La perdita di una persona cara rappresenta un dolore abissale. La mente va in confusione e non sappiamo come reagire a tanto dolore, il duello sta arrivando e si passa dalla rabbia alla tristezza in un secondo. Ma cosa succederebbe se potessimo scambiare qualche ultima riga con quella persona che se n’è andata? Saresti disposto a farlo? Sembra fantascienza, giusto? Ma è già una realtà grazie ai Chatbots.
I chatbot sono uno strumento di intelligenza artificiale, che raccoglie l’impronta digitale di un individuo. Da questo, simula le conversazioni con le solite espressioni di quella persona.
La maggior parte delle applicazioni dei chatbot è per scopi tanatologici, cioè per aiutare a superare il dolore di una perdita. È anche vero che è necessario aprire un dibattito bioetico su quanto sia praticabile l’opzione del dialogo con i nostri morti e gli esperti lo sanno bene. La fantascienza cerca sempre più di superare la realtà e la colloca su una linea poco chiara tra utopia e distopia.
La Open University of Catalonia e l’Università di Aalborg in Danimarca, si preparano ad aprire il dibattito attraverso un’indagine. Belén Jiménez Alonso, PhD in Psicologia, è a capo del progetto “L’intelligenza artificiale può aiutarci a prepararci alla morte? Domande etiche sui chatbot per il lutto e la fine della vita”. Questa ricerca approfondisce l’uso di queste intelligenze artificiali come un modo per superare la morte di una persona cara.
Ci sono alcune iniziative che propongono l’uso dell’intelligenza artificiale per superare il lutto per la perdita di una persona vicina. Molti di loro superano la semplice creazione di un bot, ma hanno lo scopo di raccogliere quante più informazioni possibili sulla persona. Compresa l’impronta digitale, ovvero post sui social media, messaggi di testo, e-mail, video e foto. Con questo, verrebbe creata una rete neurale artificiale per imitare il comportamento della persona deceduta.

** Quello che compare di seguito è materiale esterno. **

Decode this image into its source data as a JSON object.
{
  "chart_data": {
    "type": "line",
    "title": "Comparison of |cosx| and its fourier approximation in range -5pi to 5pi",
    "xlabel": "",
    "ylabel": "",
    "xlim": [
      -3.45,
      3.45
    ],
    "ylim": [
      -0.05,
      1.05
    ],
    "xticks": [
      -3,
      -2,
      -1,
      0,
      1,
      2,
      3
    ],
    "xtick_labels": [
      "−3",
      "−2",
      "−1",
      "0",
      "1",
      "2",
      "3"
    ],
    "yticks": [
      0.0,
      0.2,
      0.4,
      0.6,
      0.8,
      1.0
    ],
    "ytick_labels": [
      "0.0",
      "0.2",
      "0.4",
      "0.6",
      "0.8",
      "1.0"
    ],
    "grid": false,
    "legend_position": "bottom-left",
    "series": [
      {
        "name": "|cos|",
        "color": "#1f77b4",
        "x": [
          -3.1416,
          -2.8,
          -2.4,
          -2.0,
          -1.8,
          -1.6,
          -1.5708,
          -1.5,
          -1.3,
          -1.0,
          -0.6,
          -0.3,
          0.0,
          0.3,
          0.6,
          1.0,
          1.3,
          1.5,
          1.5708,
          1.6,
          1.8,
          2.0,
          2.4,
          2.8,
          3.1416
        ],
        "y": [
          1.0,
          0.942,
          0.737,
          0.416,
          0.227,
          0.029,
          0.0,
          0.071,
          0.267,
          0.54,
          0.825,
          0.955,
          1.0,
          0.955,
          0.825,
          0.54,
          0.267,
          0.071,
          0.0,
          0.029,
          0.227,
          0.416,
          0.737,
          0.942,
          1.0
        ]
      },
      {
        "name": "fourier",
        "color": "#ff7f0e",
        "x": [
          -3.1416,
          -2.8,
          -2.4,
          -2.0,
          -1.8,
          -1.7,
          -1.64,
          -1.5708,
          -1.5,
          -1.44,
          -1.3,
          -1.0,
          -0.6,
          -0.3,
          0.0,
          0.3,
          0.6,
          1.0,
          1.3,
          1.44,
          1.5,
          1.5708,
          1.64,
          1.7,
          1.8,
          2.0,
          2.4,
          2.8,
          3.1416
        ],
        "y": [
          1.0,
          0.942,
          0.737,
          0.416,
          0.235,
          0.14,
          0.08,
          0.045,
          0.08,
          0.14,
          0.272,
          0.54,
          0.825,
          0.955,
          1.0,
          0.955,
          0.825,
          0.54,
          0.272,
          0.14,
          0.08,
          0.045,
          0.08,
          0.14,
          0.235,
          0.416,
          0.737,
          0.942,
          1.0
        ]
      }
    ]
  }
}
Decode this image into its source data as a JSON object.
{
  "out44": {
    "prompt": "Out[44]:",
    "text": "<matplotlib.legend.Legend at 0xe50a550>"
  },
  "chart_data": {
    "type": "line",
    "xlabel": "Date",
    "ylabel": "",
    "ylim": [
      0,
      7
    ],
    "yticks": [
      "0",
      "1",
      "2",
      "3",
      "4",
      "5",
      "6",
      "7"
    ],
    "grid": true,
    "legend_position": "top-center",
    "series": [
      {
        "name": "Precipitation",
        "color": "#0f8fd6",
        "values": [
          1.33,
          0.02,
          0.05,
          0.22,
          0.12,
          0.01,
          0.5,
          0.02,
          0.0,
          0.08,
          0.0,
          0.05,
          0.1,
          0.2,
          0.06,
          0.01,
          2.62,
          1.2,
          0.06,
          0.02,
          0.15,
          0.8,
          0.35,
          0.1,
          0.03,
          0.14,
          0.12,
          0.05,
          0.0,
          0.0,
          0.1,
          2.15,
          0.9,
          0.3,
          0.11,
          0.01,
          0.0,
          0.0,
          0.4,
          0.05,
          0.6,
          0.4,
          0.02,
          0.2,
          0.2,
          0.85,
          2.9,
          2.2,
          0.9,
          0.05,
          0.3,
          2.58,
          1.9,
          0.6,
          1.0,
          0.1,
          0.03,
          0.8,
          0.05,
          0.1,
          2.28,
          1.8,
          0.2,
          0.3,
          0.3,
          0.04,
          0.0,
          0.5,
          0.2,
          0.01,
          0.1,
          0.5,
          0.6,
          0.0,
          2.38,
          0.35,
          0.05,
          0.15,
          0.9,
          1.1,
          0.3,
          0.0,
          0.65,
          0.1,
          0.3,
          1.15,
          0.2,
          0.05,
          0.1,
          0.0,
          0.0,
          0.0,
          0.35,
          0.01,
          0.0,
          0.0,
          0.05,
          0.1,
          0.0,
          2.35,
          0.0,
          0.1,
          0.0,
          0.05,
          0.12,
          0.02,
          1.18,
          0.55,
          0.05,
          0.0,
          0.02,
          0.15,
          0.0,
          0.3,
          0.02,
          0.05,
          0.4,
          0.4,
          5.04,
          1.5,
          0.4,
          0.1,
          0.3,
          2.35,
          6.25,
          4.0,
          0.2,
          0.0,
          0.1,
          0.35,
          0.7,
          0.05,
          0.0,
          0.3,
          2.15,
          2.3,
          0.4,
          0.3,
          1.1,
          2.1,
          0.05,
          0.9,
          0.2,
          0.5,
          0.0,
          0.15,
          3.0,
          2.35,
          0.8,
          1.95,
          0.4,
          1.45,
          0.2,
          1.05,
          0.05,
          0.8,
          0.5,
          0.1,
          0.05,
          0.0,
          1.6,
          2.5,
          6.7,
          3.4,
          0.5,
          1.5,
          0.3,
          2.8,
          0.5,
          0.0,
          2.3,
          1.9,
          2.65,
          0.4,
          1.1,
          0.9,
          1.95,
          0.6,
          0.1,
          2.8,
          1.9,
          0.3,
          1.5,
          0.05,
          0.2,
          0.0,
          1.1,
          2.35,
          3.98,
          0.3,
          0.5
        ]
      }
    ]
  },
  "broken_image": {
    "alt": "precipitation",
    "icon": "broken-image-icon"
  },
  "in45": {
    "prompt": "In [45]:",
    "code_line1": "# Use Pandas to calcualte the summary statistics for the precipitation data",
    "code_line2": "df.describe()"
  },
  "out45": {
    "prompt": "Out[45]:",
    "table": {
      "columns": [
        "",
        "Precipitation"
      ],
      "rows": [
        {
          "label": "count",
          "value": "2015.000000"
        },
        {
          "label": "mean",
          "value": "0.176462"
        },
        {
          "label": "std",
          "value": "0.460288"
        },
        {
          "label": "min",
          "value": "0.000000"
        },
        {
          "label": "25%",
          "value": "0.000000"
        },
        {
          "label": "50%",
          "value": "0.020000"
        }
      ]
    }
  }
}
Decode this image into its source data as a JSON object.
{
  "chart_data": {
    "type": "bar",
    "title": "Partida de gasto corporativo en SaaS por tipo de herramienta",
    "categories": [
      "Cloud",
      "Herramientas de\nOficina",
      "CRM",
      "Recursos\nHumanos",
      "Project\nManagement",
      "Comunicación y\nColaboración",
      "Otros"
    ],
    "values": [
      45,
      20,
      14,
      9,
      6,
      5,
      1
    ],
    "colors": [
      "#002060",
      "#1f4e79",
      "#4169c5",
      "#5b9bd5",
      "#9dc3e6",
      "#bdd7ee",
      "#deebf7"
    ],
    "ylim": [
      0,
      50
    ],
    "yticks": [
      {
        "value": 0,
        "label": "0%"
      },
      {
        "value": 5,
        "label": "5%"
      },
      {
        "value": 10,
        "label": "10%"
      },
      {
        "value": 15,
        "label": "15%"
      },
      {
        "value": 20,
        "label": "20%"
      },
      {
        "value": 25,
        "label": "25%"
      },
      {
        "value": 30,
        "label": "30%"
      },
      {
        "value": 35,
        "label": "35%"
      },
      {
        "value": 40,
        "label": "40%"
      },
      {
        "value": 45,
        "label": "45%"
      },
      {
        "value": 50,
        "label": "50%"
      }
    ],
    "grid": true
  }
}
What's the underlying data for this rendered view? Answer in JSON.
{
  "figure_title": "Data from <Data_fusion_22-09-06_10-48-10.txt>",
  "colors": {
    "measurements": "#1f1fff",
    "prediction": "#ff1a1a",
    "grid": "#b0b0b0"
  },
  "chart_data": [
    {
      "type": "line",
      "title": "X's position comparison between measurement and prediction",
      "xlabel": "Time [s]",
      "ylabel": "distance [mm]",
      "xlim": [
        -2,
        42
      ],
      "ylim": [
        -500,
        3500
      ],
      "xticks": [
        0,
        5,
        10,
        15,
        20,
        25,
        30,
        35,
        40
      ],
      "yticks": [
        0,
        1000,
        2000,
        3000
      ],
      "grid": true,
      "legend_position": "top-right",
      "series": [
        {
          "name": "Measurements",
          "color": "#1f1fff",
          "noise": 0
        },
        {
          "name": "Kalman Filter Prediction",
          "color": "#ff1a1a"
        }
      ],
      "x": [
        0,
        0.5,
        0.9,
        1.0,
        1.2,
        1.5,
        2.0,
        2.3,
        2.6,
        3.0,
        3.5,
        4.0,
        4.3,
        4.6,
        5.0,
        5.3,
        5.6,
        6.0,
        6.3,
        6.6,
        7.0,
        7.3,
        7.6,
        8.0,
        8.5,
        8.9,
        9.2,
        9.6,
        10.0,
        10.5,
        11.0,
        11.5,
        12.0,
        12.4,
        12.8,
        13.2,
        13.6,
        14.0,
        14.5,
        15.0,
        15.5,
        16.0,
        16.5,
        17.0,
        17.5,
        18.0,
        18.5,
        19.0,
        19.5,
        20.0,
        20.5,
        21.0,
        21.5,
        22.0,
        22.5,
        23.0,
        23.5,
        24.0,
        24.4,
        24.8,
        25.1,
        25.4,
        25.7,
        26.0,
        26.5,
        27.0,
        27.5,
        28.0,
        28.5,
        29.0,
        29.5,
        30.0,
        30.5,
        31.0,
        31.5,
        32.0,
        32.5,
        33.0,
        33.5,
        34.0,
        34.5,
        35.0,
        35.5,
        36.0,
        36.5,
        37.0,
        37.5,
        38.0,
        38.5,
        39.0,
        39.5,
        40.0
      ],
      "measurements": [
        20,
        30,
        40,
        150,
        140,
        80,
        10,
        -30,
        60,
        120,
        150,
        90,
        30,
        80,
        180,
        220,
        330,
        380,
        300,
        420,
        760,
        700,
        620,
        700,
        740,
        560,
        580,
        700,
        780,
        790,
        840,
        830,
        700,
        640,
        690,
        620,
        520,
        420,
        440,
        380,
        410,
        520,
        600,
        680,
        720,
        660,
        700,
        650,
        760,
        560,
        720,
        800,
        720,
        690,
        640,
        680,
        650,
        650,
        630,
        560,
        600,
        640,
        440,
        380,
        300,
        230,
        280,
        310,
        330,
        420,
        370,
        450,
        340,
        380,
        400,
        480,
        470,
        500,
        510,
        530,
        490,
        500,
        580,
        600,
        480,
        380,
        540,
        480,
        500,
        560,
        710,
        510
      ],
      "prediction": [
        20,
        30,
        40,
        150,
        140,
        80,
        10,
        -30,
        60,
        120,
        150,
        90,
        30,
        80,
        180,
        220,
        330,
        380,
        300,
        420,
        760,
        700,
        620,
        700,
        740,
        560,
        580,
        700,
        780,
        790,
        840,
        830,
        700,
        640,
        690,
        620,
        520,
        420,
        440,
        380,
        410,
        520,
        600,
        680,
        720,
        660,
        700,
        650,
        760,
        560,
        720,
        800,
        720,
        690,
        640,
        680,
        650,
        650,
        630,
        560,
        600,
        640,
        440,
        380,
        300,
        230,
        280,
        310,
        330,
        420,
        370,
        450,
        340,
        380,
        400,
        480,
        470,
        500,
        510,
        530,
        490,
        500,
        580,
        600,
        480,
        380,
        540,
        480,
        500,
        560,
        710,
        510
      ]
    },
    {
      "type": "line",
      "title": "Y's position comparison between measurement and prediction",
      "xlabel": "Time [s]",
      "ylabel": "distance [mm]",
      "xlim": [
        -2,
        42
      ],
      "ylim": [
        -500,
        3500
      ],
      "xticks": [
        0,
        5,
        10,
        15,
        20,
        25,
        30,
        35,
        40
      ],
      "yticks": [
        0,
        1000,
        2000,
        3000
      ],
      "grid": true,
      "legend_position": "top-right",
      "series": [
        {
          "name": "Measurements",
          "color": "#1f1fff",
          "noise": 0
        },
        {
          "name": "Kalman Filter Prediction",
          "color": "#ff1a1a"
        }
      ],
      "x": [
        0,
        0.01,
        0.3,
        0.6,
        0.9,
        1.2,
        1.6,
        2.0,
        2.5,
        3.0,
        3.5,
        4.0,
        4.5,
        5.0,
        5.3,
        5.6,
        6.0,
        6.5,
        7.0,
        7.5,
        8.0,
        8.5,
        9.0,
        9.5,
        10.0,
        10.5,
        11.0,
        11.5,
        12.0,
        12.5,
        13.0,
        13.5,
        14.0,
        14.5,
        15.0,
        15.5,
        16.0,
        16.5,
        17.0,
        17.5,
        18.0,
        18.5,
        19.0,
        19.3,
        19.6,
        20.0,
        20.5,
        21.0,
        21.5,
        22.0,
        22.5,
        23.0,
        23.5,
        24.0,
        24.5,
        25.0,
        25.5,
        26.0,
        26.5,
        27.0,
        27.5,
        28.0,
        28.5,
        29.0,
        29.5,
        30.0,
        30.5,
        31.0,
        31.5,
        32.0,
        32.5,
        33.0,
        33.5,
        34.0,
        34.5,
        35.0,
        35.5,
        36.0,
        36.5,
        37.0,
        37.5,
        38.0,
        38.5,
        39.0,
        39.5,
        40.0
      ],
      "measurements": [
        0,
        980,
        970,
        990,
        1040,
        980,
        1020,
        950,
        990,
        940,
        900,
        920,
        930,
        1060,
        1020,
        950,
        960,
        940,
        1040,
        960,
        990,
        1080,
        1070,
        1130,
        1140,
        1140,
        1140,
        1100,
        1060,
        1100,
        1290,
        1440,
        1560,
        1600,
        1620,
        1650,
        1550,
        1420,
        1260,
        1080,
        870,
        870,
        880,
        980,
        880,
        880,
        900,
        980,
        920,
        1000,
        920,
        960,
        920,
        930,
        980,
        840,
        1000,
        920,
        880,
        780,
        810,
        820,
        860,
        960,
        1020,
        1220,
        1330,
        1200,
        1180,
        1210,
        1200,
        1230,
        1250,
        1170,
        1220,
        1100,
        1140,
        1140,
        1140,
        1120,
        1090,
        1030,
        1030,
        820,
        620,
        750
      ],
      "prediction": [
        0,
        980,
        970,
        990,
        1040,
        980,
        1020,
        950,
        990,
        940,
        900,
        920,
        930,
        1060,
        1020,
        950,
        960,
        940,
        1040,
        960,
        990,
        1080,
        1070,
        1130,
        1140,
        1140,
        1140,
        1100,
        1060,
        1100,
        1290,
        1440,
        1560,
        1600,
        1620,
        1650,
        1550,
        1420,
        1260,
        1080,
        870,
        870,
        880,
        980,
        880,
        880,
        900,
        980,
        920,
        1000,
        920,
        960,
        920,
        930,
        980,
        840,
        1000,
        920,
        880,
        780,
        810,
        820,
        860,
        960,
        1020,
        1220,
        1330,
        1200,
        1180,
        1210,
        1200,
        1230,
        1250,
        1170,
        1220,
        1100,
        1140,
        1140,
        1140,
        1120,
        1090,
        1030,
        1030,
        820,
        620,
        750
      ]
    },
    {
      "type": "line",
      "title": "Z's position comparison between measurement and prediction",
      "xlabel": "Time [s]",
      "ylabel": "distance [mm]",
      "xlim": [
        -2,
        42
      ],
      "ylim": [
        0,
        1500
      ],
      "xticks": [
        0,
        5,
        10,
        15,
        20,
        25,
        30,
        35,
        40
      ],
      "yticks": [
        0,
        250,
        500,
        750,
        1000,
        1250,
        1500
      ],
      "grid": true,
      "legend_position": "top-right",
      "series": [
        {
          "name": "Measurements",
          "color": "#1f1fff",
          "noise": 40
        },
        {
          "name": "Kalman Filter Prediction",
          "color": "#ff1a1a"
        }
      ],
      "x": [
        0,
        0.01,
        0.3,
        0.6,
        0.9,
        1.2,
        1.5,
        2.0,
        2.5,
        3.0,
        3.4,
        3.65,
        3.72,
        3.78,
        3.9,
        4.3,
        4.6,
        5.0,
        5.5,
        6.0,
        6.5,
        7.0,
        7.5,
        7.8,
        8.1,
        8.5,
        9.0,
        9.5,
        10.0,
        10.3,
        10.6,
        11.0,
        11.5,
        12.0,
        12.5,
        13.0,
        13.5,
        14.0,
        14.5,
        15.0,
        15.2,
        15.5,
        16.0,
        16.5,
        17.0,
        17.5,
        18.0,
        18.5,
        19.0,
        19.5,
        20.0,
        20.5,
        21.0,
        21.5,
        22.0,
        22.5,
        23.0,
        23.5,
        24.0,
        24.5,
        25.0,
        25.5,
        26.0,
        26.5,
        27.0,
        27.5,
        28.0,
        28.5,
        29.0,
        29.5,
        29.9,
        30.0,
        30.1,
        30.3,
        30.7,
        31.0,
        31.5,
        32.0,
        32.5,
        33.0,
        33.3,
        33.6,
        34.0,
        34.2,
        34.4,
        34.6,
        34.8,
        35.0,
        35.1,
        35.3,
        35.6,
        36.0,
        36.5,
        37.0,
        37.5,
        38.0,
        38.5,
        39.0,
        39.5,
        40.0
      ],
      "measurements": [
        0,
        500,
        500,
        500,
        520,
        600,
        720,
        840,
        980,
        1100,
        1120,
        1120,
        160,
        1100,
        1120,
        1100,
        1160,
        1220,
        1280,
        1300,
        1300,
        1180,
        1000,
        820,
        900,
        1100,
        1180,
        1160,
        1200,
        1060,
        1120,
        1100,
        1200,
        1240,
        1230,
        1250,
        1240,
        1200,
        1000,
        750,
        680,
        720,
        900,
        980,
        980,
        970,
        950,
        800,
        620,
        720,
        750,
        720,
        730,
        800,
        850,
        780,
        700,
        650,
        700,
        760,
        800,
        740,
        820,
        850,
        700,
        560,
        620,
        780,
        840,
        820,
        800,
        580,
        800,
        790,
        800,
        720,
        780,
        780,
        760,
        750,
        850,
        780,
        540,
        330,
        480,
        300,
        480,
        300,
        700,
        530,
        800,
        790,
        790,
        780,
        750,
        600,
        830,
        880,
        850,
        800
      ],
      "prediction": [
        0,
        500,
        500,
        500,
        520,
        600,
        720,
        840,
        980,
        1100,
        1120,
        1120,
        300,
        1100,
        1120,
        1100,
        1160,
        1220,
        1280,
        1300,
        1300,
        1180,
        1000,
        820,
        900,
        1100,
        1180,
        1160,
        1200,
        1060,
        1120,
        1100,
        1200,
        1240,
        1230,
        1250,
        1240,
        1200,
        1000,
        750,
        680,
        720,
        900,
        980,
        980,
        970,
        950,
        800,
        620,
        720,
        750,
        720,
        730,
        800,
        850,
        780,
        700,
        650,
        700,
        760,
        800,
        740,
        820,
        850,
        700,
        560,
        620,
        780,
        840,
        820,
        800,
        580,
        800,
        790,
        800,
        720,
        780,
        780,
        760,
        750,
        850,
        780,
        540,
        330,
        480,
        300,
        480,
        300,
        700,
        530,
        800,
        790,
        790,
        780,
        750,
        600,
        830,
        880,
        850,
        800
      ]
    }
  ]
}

È proprio qui che la ricerca solleva interrogativi etici sull’utilizzo di questo tipo di intelligenza artificiale. Investigare l’impatto psicologico, sociale e culturale di questi strumenti è fondamentale nella ricerca condotta da Jiménez Alonso. Il progetto intreccia anche aree che non sono immediatamente associate ai chatbot, come il dibattito legale sull’uso dei dati delle persone decedute.
“Molte domande sorgono intorno a questi tipi di strumenti. Quindi il dibattito va affrontato tenendo conto di tutti gli aspetti coinvolti”.
È importante rendere visibile questo tipo di interrogatorio, in uno spazio di riflessione sugli aspetti che potrebbero cambiare il modo in cui guardiamo alla morte.